The key observation is that with a multicast protocol, all hosts within the group should (eventually) see the same messages. As a consequence, each host should see the same number of messages from each other host.
So, our vector contains one entry for each host. This entry counts the total number of messages received from the corresponding host. The entry for a host that corresponds to itself is used to count the messages it has sent.
Each host sends a copy of its vector with each message and compare the sender's vector with its own on receive:

If any entry in the sender's vector, that was sent as a "timestamp" with the multicast message is greater than the corresponding entry in the receiver's local copy fo the vector, the receiver buffers the message. This is because the sender has received a message, whcih is potentially causally related to the message it subsequently sent, that the reciever has not yet received. If the incoming message were passed up to the application, a causality violation might result.
If the sender's entry in the message's timestamp is more than one greater than the sender's entry in the local time vector, the message is also buffered. This ensures that the protocol ensures FIFO ordering.
If the sender's entry in the messages timestamp is less than the sender's entry in the local timestamp, the message is rejected -- it is a duplicate.
If none of the above are true, the message is accepted. Accepting a message offers the opportunity to dequeue previously enqueued messages, if they can now be accepted.

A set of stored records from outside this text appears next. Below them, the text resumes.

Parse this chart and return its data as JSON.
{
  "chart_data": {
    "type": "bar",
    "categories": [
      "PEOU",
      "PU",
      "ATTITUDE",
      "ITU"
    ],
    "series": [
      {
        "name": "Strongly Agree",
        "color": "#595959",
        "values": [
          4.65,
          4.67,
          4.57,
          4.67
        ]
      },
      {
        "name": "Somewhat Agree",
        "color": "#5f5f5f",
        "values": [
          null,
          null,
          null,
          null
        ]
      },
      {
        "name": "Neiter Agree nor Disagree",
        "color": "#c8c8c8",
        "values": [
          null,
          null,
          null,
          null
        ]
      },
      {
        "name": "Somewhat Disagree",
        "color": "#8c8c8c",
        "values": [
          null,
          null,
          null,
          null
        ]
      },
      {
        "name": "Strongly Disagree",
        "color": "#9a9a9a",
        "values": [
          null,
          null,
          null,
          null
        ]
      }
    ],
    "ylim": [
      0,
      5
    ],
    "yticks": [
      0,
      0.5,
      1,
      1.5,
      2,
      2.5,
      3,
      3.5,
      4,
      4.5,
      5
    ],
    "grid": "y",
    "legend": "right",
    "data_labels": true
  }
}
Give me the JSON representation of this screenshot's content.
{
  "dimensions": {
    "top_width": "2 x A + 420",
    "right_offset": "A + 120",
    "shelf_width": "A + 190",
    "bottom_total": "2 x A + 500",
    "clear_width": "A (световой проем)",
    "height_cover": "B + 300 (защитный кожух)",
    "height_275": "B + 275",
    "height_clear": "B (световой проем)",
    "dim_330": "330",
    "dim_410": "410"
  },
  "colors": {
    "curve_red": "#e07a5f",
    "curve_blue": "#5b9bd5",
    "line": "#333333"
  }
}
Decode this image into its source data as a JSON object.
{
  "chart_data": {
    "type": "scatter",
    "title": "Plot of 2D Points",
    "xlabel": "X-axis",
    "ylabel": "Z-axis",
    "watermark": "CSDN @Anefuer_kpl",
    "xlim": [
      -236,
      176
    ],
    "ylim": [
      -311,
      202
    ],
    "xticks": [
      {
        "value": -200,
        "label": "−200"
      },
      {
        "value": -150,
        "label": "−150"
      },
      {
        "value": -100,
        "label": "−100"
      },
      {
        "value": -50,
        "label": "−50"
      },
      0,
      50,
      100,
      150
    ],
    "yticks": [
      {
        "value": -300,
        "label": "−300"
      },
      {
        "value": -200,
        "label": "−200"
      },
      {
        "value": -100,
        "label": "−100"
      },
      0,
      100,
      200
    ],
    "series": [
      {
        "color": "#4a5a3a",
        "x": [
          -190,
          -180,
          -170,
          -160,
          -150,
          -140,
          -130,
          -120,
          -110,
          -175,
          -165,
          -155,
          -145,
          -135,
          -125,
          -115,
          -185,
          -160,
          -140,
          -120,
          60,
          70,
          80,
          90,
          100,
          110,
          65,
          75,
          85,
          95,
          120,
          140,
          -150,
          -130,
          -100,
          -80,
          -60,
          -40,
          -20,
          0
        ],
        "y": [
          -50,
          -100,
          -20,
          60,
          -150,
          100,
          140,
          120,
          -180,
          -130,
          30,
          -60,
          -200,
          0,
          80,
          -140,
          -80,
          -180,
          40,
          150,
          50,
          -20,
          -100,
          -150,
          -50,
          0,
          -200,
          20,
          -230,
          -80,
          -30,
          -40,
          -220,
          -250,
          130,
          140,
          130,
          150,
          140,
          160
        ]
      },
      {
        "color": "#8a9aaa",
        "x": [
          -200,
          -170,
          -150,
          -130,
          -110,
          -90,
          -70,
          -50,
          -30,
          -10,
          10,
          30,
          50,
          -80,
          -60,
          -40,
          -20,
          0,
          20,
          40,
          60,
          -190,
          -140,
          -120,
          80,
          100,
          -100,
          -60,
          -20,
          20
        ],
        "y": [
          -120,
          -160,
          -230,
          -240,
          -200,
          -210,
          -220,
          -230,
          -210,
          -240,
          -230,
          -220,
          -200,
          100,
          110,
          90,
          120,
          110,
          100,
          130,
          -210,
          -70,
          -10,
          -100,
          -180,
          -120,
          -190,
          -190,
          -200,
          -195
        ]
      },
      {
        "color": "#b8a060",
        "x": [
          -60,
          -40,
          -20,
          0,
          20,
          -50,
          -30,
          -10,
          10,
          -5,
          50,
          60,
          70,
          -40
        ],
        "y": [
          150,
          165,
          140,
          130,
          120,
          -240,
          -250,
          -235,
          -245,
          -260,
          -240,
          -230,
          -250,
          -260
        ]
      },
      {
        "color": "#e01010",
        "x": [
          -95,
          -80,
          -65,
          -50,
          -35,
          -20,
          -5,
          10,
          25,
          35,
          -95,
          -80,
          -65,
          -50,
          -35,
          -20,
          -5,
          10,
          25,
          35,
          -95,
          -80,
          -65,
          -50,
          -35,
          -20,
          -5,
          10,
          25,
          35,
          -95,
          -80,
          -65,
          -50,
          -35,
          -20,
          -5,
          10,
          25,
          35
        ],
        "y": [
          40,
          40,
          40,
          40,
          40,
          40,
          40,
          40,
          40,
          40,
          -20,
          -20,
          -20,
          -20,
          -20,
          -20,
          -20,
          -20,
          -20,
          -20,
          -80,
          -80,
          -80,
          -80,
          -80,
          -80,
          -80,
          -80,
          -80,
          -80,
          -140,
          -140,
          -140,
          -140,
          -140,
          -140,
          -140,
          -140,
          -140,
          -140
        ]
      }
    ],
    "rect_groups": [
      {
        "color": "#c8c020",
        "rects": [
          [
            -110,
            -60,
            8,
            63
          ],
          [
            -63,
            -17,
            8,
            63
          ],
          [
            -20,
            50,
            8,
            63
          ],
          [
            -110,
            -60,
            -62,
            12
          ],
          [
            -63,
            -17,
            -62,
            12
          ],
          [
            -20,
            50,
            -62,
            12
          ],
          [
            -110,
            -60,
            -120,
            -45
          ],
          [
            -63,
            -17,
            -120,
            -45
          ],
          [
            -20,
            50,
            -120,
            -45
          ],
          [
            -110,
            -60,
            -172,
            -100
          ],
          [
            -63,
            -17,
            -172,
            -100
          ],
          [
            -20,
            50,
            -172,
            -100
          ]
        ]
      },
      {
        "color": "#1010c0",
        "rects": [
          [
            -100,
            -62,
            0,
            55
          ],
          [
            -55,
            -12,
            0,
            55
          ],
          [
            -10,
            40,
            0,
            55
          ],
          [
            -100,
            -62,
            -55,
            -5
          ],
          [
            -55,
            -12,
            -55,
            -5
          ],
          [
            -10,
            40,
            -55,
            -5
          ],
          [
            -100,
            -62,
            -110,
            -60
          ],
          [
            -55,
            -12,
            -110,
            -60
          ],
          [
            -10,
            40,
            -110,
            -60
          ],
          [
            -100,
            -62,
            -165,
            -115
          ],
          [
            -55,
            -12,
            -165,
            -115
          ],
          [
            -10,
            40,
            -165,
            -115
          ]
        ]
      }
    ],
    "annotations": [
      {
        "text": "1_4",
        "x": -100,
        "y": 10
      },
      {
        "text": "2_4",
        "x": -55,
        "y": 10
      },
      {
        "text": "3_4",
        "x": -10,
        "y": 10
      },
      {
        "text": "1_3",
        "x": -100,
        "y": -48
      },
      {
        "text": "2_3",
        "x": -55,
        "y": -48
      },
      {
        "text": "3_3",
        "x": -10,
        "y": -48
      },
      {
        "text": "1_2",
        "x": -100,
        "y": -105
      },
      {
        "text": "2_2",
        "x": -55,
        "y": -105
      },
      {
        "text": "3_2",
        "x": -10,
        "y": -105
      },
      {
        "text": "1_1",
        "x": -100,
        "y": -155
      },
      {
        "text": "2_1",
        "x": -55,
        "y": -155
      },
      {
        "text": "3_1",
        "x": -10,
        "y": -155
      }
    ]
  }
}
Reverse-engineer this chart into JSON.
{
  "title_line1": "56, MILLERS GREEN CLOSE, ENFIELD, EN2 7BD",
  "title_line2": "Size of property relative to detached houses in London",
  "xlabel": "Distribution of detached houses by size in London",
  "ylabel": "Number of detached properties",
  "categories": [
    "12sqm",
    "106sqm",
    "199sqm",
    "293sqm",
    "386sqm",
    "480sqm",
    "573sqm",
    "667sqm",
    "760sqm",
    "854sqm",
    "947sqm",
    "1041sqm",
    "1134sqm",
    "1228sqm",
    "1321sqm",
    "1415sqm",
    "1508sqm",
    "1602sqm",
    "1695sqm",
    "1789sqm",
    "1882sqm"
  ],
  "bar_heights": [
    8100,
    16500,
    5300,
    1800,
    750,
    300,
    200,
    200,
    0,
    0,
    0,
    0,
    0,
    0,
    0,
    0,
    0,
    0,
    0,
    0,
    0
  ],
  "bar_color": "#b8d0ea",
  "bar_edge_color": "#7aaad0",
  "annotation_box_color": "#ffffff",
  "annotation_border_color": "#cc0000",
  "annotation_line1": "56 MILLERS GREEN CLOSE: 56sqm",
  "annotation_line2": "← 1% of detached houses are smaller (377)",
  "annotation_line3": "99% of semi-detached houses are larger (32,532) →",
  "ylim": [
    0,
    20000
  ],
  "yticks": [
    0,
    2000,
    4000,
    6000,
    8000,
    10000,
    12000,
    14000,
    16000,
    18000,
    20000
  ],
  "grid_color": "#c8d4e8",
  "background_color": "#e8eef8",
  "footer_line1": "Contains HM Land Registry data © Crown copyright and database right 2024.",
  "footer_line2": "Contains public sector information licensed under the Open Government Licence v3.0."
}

Below is an example of the causal ordered mutlicast protocol:

Total Order Multicast

Total ordering requires that all messages are seen by all hosts in the same order. This could be easily achieved if we had a global clock or counter that could place serial numbers on messages. Then multicasts would just be accepted in order of serial number, and buffering could be used to handle missing messages. Some sytems emulate this approach using a central sequence number server.
For now, we'll consider a distributed approach that can function in light of differing local times (serial numbers), called the two-phase multicast. In this approach, local times are used. The local time is incremented any time an operation is performed. Any time a system discovers that another system has a greater time, it resets its own time to the greater time.
Here's how it works:

The local time is incremented. The message is sent containing the local time.
The receiver buffers the message. It then sets its local time to the time of the sender, if the sender's time is higher. increments its local time, and sends an ACK that contains the local time.
The receiver waits until it has received all of the replies. It then determines the highest local time among the ACKS, and resets its clock, if necessary. It increments its clock and sends a message to all of the original recipients containing the "commit time." This is the time at which the recipient considers the message to have been received.
Applications on the recipient host can see the message only after all messages received between the "acknowledgement" and "committment" of the message have been committed. This ensures that they won't receive earlier committment times.